Topic 5 of 10

Energy Changes

Understand how energy is transferred in chemical reactions — from exothermic combustion to endothermic thermal decomposition, bond energies, and electrochemical cells.

AQA Hub Topic 5

Exothermic & Endothermic Reactions

Exothermic Reactions

An exothermic reaction transfers energy to the surroundings, usually by heating. The temperature of the surroundings increases.

  • Combustion: burning fuels (CH₄ + 2O₂ → CO₂ + 2H₂O)
  • Neutralisation: acid + alkali → salt + water
  • Oxidation: metals reacting with oxygen

Everyday uses: self-heating cans, hand warmers.

Endothermic Reactions

An endothermic reaction takes in energy from the surroundings, usually by heating. The temperature of the surroundings decreases.

  • Thermal decomposition: CaCO₃ → CaO + CO₂
  • Dissolving ammonium nitrate: caused by breaking ionic bonds.
  • Citric acid + sodium hydrogencarbonate

Everyday uses: instant cold packs for sports injuries.

All reactions involve both bond breaking (endothermic — requires energy) and bond making (exothermic — releases energy). Whether the overall reaction is exothermic or endothermic depends on which process transfers more energy.

Reaction Profiles

Reaction profiles are energy diagrams showing the energy of reactants and products.

Exothermic Profile

Products are at a lower energy level than reactants. The energy difference is released to the surroundings. The "hump" represents the activation energy (Eₐ) — the minimum energy needed to start the reaction.

Endothermic Profile

Products are at a higher energy level than reactants. The energy difference is taken in from the surroundings.

Effect of Catalysts on Profiles

A catalyst provides an alternative reaction pathway with a lower activation energy. On the profile, the "hump" is smaller, but the overall energy change (ΔH) remains the same.

When drawing reaction profiles, always label: reactants, products, activation energy (Eₐ), and the overall energy change.
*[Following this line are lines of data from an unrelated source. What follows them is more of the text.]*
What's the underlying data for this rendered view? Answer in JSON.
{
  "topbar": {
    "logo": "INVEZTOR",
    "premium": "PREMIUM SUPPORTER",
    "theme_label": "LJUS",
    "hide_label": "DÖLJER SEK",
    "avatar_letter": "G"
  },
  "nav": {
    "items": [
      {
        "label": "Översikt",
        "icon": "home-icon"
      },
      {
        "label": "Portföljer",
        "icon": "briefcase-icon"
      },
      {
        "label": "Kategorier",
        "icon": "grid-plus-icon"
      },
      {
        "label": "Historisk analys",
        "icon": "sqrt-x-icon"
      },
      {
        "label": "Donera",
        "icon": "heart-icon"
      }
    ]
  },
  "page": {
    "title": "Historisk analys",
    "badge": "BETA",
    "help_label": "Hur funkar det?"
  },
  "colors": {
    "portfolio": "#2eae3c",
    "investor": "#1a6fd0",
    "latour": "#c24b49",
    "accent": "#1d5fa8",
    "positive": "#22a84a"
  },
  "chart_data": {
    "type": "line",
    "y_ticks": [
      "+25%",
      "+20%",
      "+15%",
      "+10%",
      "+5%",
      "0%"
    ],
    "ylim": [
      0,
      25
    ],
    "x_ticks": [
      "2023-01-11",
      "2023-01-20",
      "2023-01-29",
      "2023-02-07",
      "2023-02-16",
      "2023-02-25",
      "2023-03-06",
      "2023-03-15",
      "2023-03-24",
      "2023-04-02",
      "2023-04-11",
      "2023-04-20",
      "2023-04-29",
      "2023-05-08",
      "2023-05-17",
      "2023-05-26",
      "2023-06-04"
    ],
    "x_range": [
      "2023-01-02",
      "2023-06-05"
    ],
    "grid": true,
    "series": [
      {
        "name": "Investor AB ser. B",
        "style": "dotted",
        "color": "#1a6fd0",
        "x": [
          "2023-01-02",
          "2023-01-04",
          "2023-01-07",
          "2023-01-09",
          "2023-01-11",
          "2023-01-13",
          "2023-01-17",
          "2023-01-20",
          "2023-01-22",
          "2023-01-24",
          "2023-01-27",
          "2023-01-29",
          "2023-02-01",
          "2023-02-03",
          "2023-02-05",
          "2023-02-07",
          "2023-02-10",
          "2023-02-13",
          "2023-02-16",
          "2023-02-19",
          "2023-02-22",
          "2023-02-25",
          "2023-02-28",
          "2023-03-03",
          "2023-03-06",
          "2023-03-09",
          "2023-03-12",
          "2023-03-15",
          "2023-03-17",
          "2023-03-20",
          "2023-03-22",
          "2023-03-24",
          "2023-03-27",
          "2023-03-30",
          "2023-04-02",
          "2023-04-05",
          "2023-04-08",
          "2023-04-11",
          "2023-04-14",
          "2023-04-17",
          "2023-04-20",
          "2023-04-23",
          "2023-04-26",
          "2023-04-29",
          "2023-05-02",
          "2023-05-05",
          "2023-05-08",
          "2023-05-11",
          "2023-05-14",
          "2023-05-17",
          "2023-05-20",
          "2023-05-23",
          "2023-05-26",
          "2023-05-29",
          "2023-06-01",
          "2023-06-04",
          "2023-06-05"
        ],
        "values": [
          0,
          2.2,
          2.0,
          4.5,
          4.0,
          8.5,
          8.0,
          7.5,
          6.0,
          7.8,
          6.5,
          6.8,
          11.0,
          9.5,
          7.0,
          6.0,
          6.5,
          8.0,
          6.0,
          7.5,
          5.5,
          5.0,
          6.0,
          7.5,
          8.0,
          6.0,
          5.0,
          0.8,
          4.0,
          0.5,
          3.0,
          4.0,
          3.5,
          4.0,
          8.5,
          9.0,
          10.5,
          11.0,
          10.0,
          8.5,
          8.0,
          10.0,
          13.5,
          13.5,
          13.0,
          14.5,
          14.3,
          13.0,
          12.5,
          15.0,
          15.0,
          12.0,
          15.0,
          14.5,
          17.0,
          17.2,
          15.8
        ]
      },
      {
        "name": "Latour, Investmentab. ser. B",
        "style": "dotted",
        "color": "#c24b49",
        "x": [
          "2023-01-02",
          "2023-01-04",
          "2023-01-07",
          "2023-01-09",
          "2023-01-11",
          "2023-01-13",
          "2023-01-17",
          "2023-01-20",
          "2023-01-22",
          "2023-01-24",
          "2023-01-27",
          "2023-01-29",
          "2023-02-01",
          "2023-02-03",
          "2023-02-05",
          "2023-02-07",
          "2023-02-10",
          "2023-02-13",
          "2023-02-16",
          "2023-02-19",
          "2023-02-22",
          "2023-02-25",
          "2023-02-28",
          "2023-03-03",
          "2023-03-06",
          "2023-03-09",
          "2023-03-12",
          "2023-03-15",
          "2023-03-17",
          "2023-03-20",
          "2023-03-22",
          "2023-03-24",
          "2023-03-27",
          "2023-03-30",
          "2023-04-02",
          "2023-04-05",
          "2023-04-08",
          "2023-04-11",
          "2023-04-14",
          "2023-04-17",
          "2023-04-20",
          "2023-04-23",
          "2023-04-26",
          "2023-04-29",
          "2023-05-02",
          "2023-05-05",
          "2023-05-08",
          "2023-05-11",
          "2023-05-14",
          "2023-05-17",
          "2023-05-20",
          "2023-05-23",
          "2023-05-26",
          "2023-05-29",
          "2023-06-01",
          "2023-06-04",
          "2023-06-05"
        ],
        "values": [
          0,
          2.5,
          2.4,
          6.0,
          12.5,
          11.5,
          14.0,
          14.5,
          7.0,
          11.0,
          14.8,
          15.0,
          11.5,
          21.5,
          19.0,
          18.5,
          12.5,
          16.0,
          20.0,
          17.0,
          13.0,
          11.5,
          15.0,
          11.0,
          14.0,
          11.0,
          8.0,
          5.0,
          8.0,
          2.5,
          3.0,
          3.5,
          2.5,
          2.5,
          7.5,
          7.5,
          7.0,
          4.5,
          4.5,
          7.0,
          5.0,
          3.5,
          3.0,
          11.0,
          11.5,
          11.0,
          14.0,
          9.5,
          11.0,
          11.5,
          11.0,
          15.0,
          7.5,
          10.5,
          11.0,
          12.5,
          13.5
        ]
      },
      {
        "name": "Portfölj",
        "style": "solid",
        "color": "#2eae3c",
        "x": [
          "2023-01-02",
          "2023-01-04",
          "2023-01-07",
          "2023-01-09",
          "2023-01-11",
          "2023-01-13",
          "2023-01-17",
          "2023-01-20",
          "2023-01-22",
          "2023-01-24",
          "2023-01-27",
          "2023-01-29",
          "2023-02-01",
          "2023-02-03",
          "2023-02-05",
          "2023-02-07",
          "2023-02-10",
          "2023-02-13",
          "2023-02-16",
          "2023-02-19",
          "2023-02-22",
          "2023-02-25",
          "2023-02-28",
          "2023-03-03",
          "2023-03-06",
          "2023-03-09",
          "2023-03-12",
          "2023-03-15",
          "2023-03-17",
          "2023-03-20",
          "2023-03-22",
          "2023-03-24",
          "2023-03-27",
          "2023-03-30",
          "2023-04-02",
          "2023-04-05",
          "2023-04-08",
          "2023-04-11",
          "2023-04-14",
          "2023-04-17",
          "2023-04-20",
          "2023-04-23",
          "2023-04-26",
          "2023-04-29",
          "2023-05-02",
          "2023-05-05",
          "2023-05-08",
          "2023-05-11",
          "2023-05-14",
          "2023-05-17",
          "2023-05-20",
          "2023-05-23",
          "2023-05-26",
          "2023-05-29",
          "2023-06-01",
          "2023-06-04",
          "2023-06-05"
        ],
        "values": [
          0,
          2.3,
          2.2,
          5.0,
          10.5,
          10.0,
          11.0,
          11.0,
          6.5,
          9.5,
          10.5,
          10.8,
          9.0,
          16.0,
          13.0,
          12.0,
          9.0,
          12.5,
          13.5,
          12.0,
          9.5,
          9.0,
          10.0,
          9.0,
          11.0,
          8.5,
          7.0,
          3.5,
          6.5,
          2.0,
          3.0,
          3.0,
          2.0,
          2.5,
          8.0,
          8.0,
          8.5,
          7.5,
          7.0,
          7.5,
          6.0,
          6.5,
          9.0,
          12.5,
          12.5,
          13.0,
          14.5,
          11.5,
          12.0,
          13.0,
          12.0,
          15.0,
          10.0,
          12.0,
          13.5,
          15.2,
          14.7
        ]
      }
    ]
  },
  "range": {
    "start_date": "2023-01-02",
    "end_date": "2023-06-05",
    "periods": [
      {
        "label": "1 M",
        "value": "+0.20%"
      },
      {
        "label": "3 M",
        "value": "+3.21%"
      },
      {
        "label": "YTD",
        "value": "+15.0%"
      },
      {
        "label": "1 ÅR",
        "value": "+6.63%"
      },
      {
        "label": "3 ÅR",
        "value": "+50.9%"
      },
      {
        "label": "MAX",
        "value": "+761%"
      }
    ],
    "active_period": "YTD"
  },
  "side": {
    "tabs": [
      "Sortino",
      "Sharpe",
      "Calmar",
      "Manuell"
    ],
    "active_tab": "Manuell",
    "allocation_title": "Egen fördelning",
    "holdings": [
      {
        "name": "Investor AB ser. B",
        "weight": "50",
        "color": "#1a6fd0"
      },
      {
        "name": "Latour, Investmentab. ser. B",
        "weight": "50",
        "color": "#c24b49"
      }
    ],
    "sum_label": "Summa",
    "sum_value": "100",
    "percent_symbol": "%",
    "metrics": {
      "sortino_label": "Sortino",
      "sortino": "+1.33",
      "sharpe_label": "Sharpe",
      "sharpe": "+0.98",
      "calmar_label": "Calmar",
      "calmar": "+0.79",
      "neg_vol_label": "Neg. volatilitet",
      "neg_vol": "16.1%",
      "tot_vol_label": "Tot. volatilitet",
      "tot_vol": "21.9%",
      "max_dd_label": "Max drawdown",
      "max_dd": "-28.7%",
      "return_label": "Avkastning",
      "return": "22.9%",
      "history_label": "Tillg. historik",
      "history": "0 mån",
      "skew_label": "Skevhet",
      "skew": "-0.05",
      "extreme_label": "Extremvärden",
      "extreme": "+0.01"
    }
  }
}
The x-axis is "Progress of reaction" and the y-axis is "Energy".

Bond Energy Calculations (HT)

Chemical reactions involve breaking old bonds (endothermic) and making new bonds (exothermic).

Overall energy = Energy to break bonds − Energy released making bonds
  • If more energy is released making bonds than is needed to break bonds → exothermic (negative value).
  • If more energy is needed to break bonds than is released making bonds → endothermic (positive value).

Calculate the energy change for: H₂ + Cl₂ → 2HCl

Bond energies: H–H = 436 kJ/mol, Cl–Cl = 242 kJ/mol, H–Cl = 431 kJ/mol

Breaking: 1 × H–H + 1 × Cl–Cl = 436 + 242 = 678 kJ

Making: 2 × H–Cl = 2 × 431 = 862 kJ

Overall: 678 − 862 = −184 kJ/mol (exothermic)

A negative answer = exothermic (energy released). A positive answer = endothermic (energy absorbed). Always show your working clearly in the exam.

Chemical & Fuel Cells (HT)

Chemical Cells (Batteries)

A chemical cell produces a voltage when two different metals are dipped into an electrolyte and connected by a wire. Electrons flow from the more reactive metal to the less reactive metal through the external circuit.

The greater the difference in reactivity between the two metals, the greater the voltage.

Hydrogen Fuel Cells

Hydrogen fuel cells react hydrogen with oxygen to produce water and electricity — with no other waste products.

2H₂ + O₂ → 2H₂O + electrical energy

Advantages

  • Only product is water — no CO₂ greenhouse gas emissions.
  • Do not need recharging — continuous supply of fuel.

Disadvantages

  • Hydrogen is difficult and expensive to store and transport (must be compressed or liquefied).
  • Hydrogen is most commonly produced from natural gas (fossil fuel) — so not truly zero-carbon.
  • Platinum catalysts are expensive.